Emanuel Harper from Herron High School was one of three Teach Plus teachers to sit down with U.S. Secretary of Education John King Jr on Wednesday. The discussion centered around how to restore balance in assessment testing nationwide.

The talk comes as Congress recently passed the new Every Student Succeeds Act, or ESSA, to replace No Child Left Behind.

ESSA will allow state's to choose how they test their students and Harper wants to make sure teachers are leading the conversations.

"It’s so important that we as teachers, who are spending the time with the students everyday, be a part of that conversation," Harper told King. "Because if it comes from the legislature or people who aren’t on the ground with students, I think that creates distrust and it doesn’t serve kids which are our core responsibility."

After a series of scoring delays and technical glitches, Governor Mike Pence signed a bill eliminating the ISTEP after 2017. A panel, primarily made up of teachers and superintendents, is currently searching for a replacement and it could take any form.

One suggestion made today to King is to differentiate tests for different students based on how they learn.

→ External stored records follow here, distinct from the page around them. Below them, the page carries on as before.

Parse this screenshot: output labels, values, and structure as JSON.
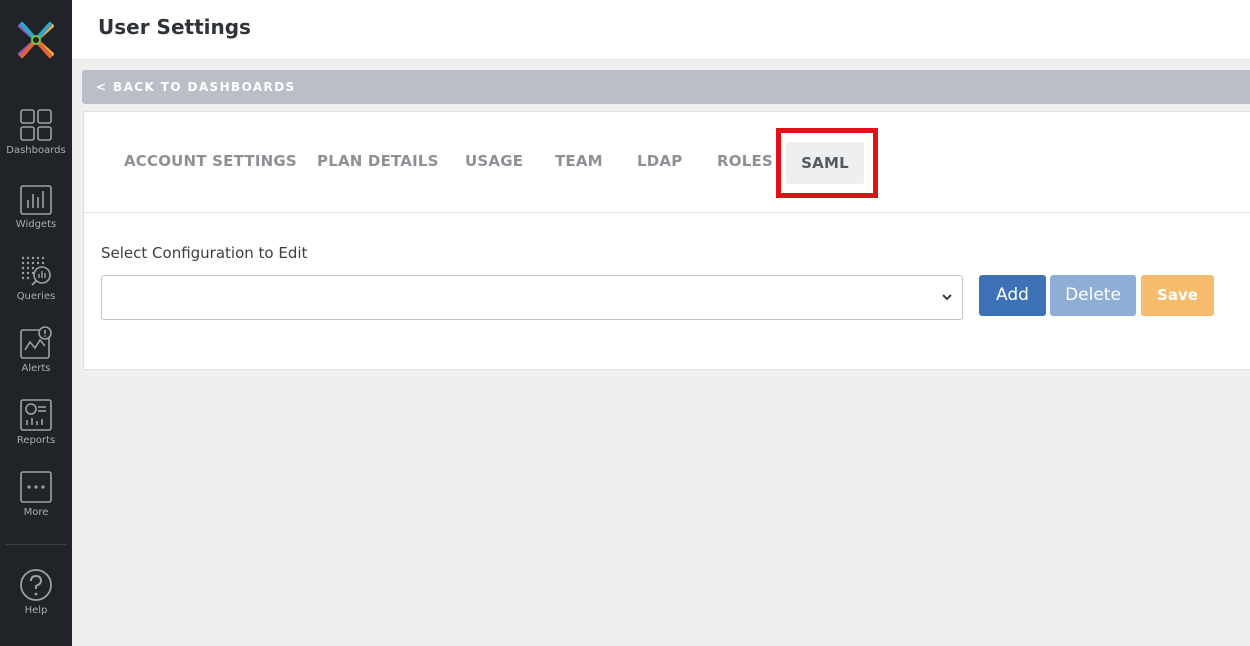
{
  "sidebar": {
    "items": [
      {
        "label": "Dashboards",
        "icon": "dashboards-icon"
      },
      {
        "label": "Widgets",
        "icon": "widgets-icon"
      },
      {
        "label": "Queries",
        "icon": "queries-icon"
      },
      {
        "label": "Alerts",
        "icon": "alerts-icon"
      },
      {
        "label": "Reports",
        "icon": "reports-icon"
      },
      {
        "label": "More",
        "icon": "more-icon"
      },
      {
        "label": "Help",
        "icon": "help-icon"
      }
    ]
  },
  "header": {
    "title": "User Settings"
  },
  "back_link": "< BACK TO DASHBOARDS",
  "tabs": [
    {
      "label": "ACCOUNT SETTINGS"
    },
    {
      "label": "PLAN DETAILS"
    },
    {
      "label": "USAGE"
    },
    {
      "label": "TEAM"
    },
    {
      "label": "LDAP"
    },
    {
      "label": "ROLES"
    },
    {
      "label": "SAML",
      "active": true
    }
  ],
  "form": {
    "label": "Select Configuration to Edit",
    "select_value": ""
  },
  "buttons": {
    "add": "Add",
    "delete": "Delete",
    "save": "Save"
  },
  "colors": {
    "sidebar_bg": "#202327",
    "primary": "#3d72b6",
    "delete": "#8eaed6",
    "save": "#f6bb6b",
    "highlight": "#e0111b"
  }
}
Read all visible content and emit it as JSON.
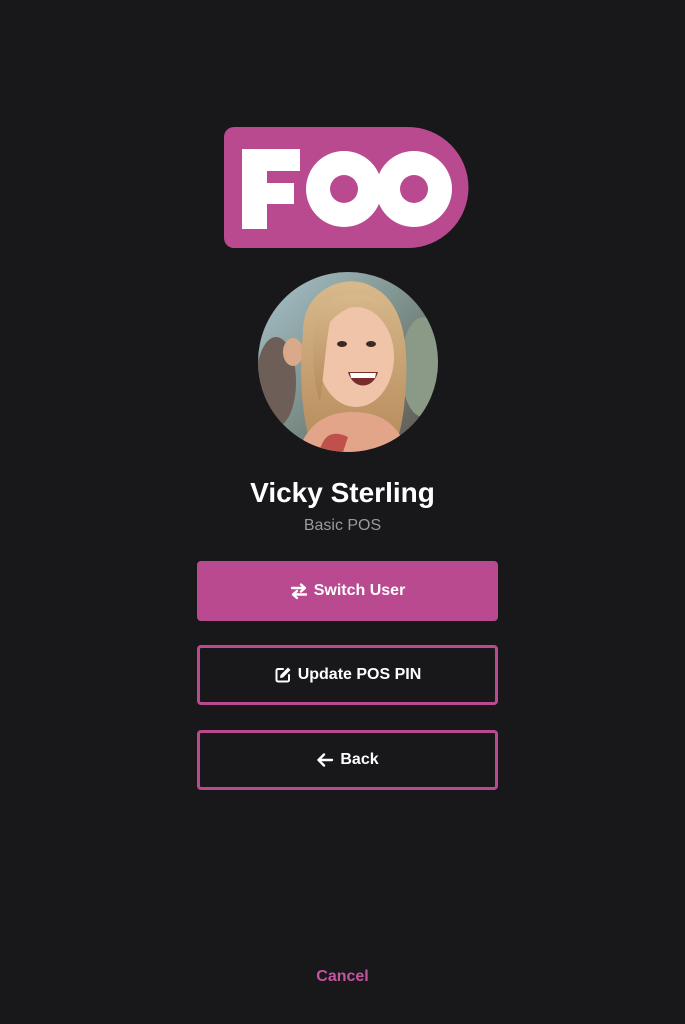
{
  "brand": {
    "logo_text": "FOO",
    "accent_color": "#b94a8f"
  },
  "user": {
    "name": "Vicky Sterling",
    "role": "Basic POS"
  },
  "actions": {
    "switch_user": {
      "label": "Switch User",
      "icon": "swap-arrows-icon"
    },
    "update_pin": {
      "label": "Update POS PIN",
      "icon": "edit-icon"
    },
    "back": {
      "label": "Back",
      "icon": "arrow-left-icon"
    }
  },
  "footer": {
    "cancel_label": "Cancel"
  }
}
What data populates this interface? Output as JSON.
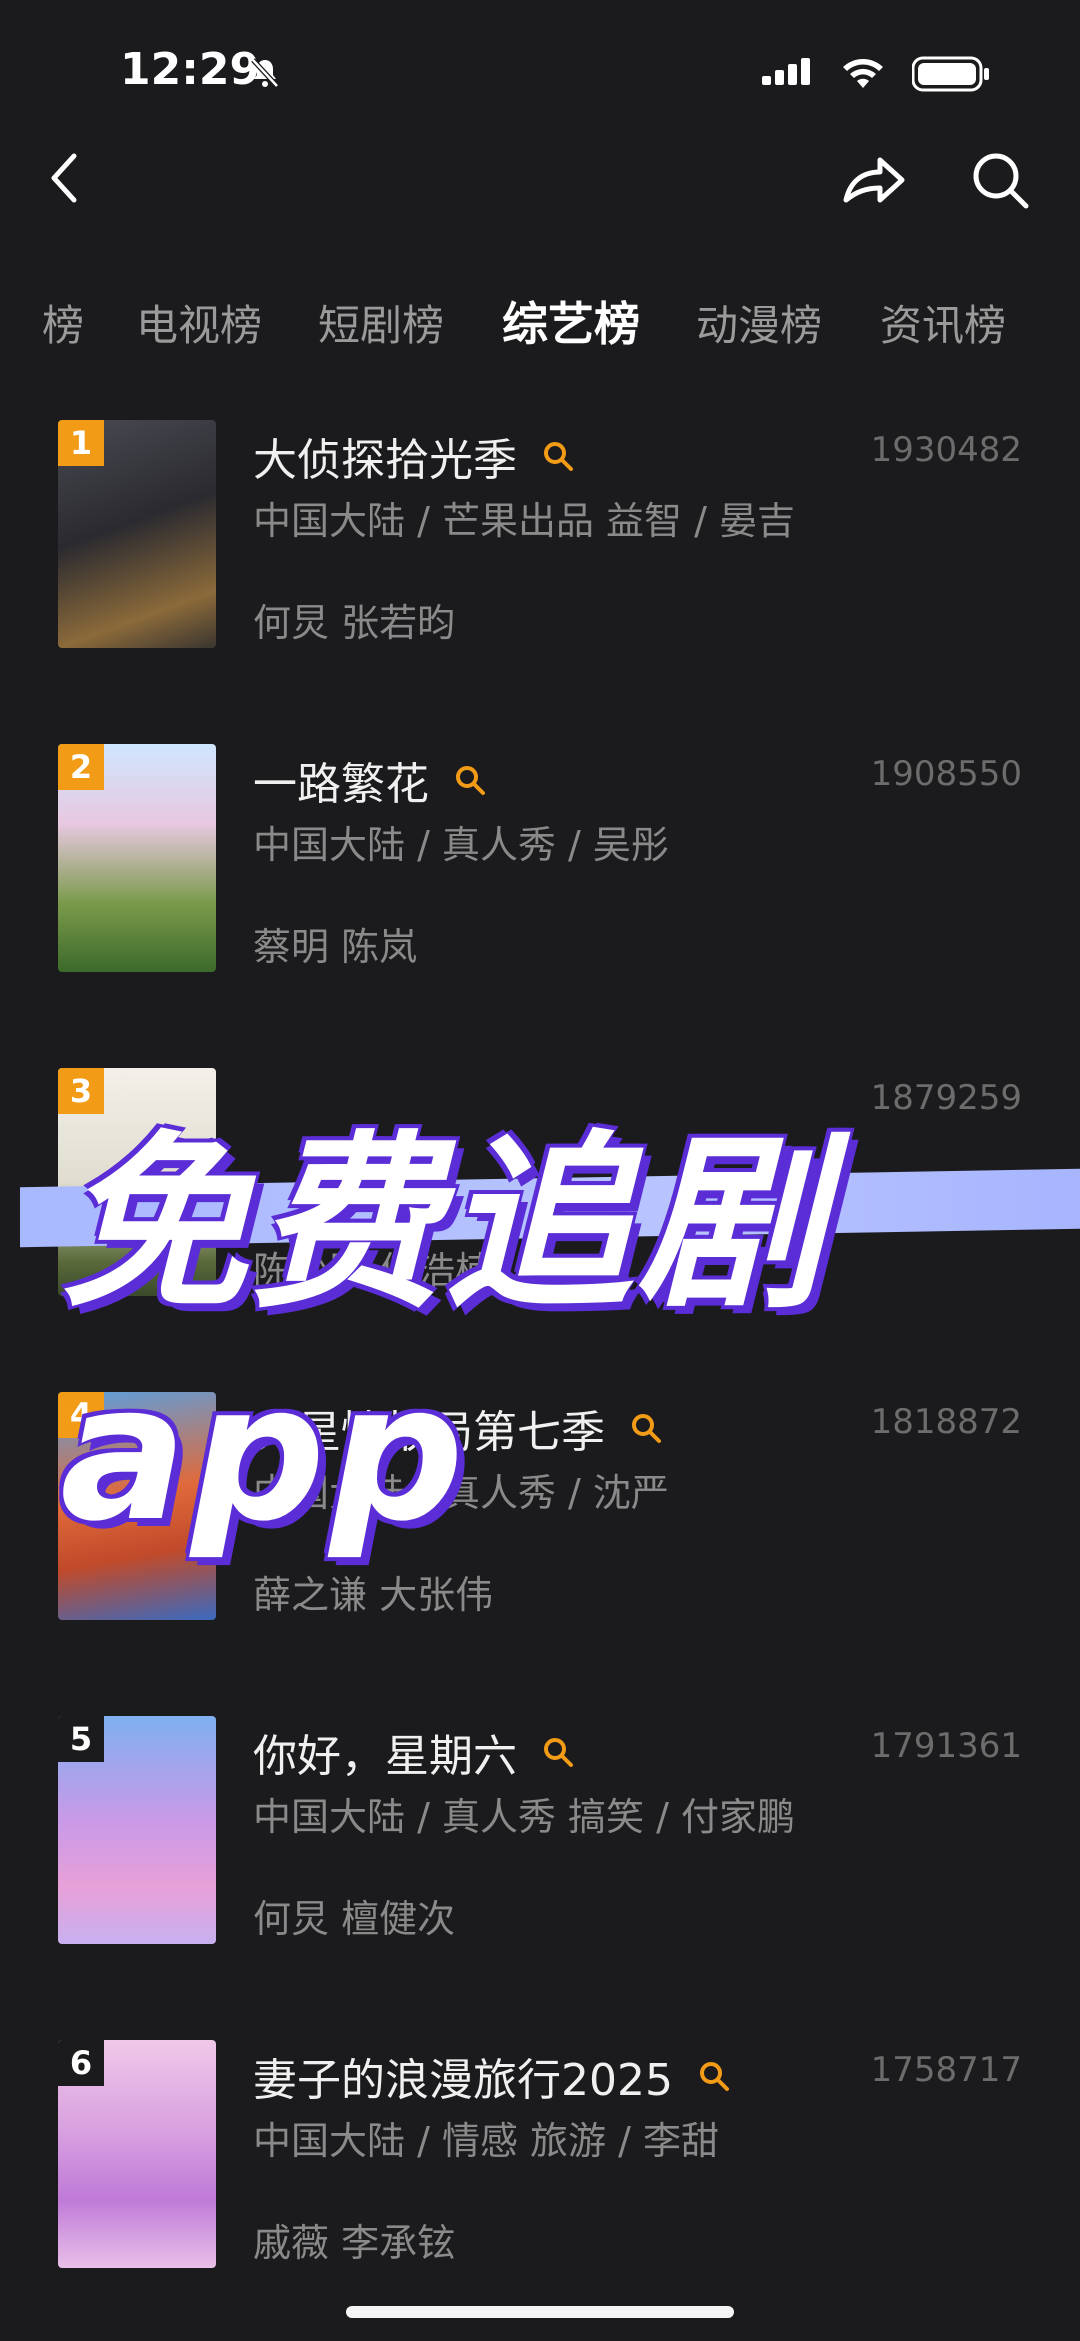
{
  "status": {
    "time": "12:29"
  },
  "tabs": [
    {
      "label": "榜",
      "active": false
    },
    {
      "label": "电视榜",
      "active": false
    },
    {
      "label": "短剧榜",
      "active": false
    },
    {
      "label": "综艺榜",
      "active": true
    },
    {
      "label": "动漫榜",
      "active": false
    },
    {
      "label": "资讯榜",
      "active": false
    }
  ],
  "items": [
    {
      "rank": "1",
      "title": "大侦探拾光季",
      "meta": "中国大陆 / 芒果出品 益智 / 晏吉",
      "cast": "何炅 张若昀",
      "score": "1930482",
      "search_icon": "search-icon"
    },
    {
      "rank": "2",
      "title": "一路繁花",
      "meta": "中国大陆 / 真人秀 / 吴彤",
      "cast": "蔡明 陈岚",
      "score": "1908550",
      "search_icon": "search-icon"
    },
    {
      "rank": "3",
      "title": "",
      "meta": "",
      "cast": "陈少熙 何浩楠",
      "score": "1879259",
      "search_icon": "search-icon"
    },
    {
      "rank": "4",
      "title": "火星情报局第七季",
      "meta": "中国大陆 / 真人秀 / 沈严",
      "cast": "薛之谦 大张伟",
      "score": "1818872",
      "search_icon": "search-icon"
    },
    {
      "rank": "5",
      "title": "你好，星期六",
      "meta": "中国大陆 / 真人秀 搞笑 / 付家鹏",
      "cast": "何炅 檀健次",
      "score": "1791361",
      "search_icon": "search-icon"
    },
    {
      "rank": "6",
      "title": "妻子的浪漫旅行2025",
      "meta": "中国大陆 / 情感 旅游 / 李甜",
      "cast": "戚薇 李承铉",
      "score": "1758717",
      "search_icon": "search-icon"
    }
  ],
  "overlay": {
    "text": "免费追剧app"
  },
  "colors": {
    "accent": "#f29b17",
    "overlay_stroke": "#5a2dd6",
    "background": "#1b1b1d"
  }
}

Harper also called on Indiana lawmakers to set meetings at times when teachers from across the state would be attend.

"What I would like to see if more flexibility on our legislature to understand the working day of a teacher and provide opportunities outside of the school day to have teachers come and talk to them," said Harper. "When we craft assessments as teachers and when the State provides us with meaningful assessments that measure students ability I think students go into those assessments confident."

ISTEP has one more year in Indiana. The panel chosen to find a replacement has until December 1 to make recommendations to the Governor and General Assembly.